Honoring cadaver donors

Photo: Abbey Breckling

Thirty-four students gathered in a campus laboratory recently to say goodbye to the teachers they had worked with so closely over the academic year.

It was an emotional gathering, because the teachers were special: 10 people who had donated their bodies for dissection so students could learn the anatomy of the human body.

“This course is unique. Not often do undergrads get the opportunity to dissect,” said clinical instructor Abbey Breckling ’16 KN ’18 MS, who teaches KN 350-351.

The course is open to all UIC undergraduates. Most students are kinesiology majors, but others come from psychology, biology, chemistry and pre-nursing.

“Hands-on dissection teaches them human anatomy in ways that virtual or augmented reality learning can’t,” Breckling says.

“With virtual reality, students don’t appreciate the true relationships between the different body systems. It’s difficult to understand the complexity of textures, thickness or width,” she explained. “VR may show you one person. In our lab, we see 10 different bodies, and each one has its own story.”

Students first encounter prosected cadavers in an anatomy and physiology course, the prerequisite to the upper-level cadaver dissection course offered the following year.

One of two drawings that were made by students to honor one of the donors, Rose.

 

Right away, “the instruction team emphasizes that this is a donation program, that these were human beings with memories and families,” Breckling said. “Students are encouraged to call cadavers by their first names. We tell them, ‘treat the cadaver like your first patient.’”

Breckling understands her students’ initial apprehension.

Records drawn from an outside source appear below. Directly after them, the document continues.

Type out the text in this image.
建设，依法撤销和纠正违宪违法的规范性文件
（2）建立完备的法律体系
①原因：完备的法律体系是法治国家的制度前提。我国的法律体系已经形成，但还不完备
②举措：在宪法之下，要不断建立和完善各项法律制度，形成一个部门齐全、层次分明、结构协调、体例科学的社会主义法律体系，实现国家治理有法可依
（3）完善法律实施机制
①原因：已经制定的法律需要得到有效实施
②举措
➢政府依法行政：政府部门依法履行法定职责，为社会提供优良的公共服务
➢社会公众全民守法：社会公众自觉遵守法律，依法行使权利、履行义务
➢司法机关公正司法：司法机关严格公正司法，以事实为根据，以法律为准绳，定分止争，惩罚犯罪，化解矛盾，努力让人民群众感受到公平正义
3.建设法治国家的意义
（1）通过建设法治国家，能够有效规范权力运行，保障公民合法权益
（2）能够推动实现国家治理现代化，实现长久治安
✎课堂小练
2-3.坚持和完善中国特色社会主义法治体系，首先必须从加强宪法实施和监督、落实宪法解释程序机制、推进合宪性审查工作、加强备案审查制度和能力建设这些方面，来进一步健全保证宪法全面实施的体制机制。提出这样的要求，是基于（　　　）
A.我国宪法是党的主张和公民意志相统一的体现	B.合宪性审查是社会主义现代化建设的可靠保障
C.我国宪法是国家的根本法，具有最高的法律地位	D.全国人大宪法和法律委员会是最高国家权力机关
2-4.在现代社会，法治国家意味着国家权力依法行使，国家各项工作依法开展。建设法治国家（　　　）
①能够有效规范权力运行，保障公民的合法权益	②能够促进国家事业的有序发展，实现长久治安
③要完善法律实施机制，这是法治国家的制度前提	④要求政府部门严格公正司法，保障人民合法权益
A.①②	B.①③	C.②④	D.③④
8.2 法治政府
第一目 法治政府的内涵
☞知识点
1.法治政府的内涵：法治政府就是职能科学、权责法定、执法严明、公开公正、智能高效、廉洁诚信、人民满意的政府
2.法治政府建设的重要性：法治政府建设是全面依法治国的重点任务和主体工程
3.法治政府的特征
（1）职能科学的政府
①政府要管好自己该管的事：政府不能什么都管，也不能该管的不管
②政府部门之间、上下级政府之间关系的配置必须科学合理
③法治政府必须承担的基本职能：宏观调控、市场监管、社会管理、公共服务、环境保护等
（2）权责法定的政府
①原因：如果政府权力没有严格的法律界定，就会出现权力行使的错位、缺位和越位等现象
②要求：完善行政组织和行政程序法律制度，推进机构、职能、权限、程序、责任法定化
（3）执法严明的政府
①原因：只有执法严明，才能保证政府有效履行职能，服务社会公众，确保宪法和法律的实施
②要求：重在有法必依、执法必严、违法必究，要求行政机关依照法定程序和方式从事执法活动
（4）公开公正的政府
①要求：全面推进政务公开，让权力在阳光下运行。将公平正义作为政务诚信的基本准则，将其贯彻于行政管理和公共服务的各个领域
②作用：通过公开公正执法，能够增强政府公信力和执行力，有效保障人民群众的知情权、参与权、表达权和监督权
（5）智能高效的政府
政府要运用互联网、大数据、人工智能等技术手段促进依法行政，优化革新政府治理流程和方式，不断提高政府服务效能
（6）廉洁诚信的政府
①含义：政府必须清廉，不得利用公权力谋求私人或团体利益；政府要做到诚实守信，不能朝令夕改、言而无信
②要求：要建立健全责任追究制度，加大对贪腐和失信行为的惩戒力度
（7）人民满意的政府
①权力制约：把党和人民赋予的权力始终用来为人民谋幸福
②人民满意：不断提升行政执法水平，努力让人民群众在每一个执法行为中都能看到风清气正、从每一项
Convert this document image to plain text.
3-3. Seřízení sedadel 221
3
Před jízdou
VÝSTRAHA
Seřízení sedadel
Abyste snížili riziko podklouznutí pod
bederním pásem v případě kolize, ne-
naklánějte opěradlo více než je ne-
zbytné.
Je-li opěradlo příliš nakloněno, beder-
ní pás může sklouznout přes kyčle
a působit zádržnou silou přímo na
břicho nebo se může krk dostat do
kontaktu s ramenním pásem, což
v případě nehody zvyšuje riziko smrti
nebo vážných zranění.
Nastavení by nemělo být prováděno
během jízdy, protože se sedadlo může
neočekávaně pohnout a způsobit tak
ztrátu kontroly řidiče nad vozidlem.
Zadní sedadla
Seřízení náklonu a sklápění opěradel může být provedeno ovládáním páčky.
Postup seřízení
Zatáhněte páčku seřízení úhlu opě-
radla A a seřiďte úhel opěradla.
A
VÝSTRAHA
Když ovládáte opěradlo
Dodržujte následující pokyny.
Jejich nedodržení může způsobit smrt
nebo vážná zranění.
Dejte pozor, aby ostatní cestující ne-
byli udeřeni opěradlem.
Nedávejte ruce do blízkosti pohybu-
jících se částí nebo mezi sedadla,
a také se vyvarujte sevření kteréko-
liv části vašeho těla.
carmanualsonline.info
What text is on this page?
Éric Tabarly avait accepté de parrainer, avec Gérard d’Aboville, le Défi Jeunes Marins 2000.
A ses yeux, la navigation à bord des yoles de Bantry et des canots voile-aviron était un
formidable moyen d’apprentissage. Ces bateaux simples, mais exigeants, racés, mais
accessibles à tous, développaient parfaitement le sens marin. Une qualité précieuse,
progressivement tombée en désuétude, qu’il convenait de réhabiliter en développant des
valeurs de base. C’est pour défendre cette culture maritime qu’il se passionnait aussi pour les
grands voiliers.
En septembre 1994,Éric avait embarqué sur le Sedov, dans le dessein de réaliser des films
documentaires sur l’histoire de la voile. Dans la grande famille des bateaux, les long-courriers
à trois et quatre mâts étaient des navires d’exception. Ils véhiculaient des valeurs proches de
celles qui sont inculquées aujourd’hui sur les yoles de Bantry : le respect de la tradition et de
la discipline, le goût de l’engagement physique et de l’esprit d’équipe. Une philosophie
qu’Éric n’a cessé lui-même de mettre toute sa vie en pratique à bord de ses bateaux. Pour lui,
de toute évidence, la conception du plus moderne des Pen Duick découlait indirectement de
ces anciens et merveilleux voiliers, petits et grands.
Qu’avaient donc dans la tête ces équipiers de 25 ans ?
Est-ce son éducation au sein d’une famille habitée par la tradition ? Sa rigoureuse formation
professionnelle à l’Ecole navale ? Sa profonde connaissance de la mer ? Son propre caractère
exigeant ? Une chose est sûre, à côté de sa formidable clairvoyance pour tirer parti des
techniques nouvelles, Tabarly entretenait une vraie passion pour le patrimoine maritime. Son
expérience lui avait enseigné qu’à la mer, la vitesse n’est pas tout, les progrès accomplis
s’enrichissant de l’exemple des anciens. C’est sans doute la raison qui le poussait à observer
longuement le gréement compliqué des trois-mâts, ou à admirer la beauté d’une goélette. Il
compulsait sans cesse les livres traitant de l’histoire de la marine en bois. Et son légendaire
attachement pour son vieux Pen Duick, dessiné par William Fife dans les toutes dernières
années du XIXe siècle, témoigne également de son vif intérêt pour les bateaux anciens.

She took the same course as an undergraduate and helped teach it as a TA. This year was her first time leading the course.

“I still remember my first cadaver’s name,” she said. “It’s intimidating at first, but your peers and instructors help you through the journey.”

The six hours a week students spent working so closely together, so intimately with a stranger’s body, created a sense of community with shared compassion and empathy.

After the final exam was over, they turned in their lab coats and gathered for a memorial ceremony in the lab, where they said goodbye to the cadavers. By the end, almost everyone was in tears.

“For people who began off as strangers, we now end the year knowing every inch of you,” Brina Phan said in the letter she read at the memorial.

“Although we don’t know what made you laugh, cry or smile, you have given us this opportunity with people we now call friends.”

“Thank you for allowing me to expand my knowledge in human anatomy by providing your own body,” said Sajeda Razick. “As I continue my education in health care, I will never forget my very first cadaver, you.”